There had been bio-attacks in places, enough of them that it took something really horrific to catch people’s attention. But mostly it happened in the bigger cities. There wasn’t much reason to attack the small out of the way towns; it didn’t make logistical sense, you got more bang for your bomb in metropolises. Only that time the bug escaped quarantine. The only thing those of us that survived it could figure was that it came in from one of the trucks on a Market Day. No one can pin it down exactly and everyone has their own theory, but that is all it is.
Life had slowed down for those of us living in the country, but not that much. It was a hybridized form of e.coli that just sucked the life out of people. Wouldn’t have been as bad as it was except that a lot of medicines and medical personnel were off doing other things or were just plain unavailable to the common folk.
We were down to a little over two dozen people living on the farm but had been expecting a few more come harvest time. When it was over, only five of us remained; four male cousins and me.
Of all the fool things, I just realized I haven’t even writ my own name yet. It’s Damaris Evelyn Keehn but most people just call me Riss. My Momma was a Davidson before she married Daddy and that’s what folks hereabouts used to call us whether it was our name or not. “Them Davidson kids.” Mostly it was because my cousins were a bunch of hellions but the mistake wasn’t worth fighting over in my opinion so I let it be; not even Momma minded which kinda made me sad when I let it. The Davidson family farm had survived a powerful lot of bad things in this life going back before the War Between the States … or what most of the history books call the US Civil War. But finally some little ol’ bit of nothing that wasn’t even visible to the human eye did it in. A germ finally managed to kill what nearly two-hundred years of living, loving, and troubles hadn’t.

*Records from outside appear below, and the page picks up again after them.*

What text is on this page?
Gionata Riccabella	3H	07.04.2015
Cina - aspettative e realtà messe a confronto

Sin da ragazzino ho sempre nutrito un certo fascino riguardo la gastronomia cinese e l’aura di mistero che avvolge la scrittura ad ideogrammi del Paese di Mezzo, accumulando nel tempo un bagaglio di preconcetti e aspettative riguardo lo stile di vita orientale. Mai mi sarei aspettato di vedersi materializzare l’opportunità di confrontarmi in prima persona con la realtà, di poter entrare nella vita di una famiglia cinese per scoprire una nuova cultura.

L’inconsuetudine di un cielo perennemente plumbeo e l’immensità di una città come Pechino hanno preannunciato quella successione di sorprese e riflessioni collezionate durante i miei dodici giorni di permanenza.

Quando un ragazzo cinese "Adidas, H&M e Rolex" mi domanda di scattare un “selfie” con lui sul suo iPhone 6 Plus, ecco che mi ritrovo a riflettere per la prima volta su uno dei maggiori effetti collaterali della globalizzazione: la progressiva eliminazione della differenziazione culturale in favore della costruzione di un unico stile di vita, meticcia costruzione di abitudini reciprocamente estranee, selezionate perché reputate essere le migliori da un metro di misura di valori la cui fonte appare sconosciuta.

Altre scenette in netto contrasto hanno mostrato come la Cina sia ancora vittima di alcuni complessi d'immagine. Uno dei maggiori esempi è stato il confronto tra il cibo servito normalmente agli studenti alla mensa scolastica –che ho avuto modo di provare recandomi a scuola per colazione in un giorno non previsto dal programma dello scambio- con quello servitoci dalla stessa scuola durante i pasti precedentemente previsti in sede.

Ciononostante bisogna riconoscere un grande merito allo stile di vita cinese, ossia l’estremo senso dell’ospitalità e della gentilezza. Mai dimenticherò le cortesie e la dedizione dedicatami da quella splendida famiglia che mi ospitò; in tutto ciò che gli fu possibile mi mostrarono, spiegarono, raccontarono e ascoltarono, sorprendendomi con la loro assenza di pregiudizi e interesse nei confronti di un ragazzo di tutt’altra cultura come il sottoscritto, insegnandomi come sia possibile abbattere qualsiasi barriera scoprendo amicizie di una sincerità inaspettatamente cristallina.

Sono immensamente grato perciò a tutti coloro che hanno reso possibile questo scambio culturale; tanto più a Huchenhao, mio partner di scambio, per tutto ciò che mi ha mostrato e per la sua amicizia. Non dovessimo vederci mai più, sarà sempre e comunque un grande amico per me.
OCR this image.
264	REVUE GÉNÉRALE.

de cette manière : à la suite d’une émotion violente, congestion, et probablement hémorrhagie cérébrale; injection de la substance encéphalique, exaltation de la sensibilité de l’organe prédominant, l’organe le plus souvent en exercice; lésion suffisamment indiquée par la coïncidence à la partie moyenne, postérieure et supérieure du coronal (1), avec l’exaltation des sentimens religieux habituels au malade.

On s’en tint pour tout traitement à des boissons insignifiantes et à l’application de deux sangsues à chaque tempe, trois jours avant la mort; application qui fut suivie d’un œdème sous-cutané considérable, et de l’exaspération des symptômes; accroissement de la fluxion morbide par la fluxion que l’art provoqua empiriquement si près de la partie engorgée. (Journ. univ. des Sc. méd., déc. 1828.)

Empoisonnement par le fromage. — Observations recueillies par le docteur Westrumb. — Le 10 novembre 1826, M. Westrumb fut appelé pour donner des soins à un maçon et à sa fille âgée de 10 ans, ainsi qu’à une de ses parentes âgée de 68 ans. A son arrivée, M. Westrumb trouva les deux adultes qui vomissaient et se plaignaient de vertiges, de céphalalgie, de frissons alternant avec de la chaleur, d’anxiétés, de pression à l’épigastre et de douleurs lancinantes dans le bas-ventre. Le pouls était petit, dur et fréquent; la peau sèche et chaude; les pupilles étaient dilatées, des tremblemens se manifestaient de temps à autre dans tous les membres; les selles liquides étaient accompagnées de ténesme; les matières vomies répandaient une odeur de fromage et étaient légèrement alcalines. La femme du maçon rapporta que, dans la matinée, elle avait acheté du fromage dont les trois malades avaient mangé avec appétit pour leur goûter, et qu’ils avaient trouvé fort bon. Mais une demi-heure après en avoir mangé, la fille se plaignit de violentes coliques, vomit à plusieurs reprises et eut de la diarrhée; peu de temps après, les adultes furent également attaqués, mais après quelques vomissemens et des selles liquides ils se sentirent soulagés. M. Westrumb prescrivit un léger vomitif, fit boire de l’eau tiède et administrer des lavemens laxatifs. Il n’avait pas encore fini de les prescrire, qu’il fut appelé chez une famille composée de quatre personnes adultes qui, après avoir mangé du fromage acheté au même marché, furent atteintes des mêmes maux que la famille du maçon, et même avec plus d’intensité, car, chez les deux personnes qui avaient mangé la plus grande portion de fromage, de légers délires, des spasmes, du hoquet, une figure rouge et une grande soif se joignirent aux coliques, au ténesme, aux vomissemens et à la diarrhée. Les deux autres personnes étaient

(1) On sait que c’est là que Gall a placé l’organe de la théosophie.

Two of my cousins were right of an age to have to go into service. They’d been allowed to stay through harvest time but that had been revoked after FEMA came in to clean up the mess of dead. They were packed up so fast and sent off to join the civil service patrol that I didn’t even get to say good bye though I hear from them both ever onct in a while.
The civil service patrol is basically to this day little more than a bunch of glorified riot police that put down messes in the city when they look to be getting out of hand. I reckon somebody in government figures they can smother anything if they throw enough bodies at it. My two cousins below that were too young to run the farm so they opted to get placed as farm hands a couple of counties over. They were just counting down the days ‘til they could get away from my grandfather and uncle’s sharp eyes anyway and were jealous of the older two’s escape.
No one seemed to know what to do with me. Some folks told the authorities that I was “simple” but whether they were doing it to play a prank or because they really believed it I haven’t the foggiest; it didn’t matter to me at the time and still doesn’t. No one in the area needed another mouth to feed and out of the area no one was looking for a 13-year-old female field hand, especially if they already had any teenage boy field hands around. Basically I was too young to marry off, too old and too odd to adopt out, and just the right age for the less than desirable male types to take advantage of; all in all more trouble than most folks wanted to fool with.
I continued to live in the camper and tend to the kitchen garden so I could feed myself. No one said I couldn’t and I’m not sure I would have paid any attention to them even if they had. A couple of weeks later this moving van shows up out of the blue with a minivan that had seen better days following it. Out of the moving van stepped a uniform with a clipboard, just the type I’d been avoiding when at all possible. Out of the minivan stepped a man even more worse-for-wear than the vehicle. The new owners had arrived.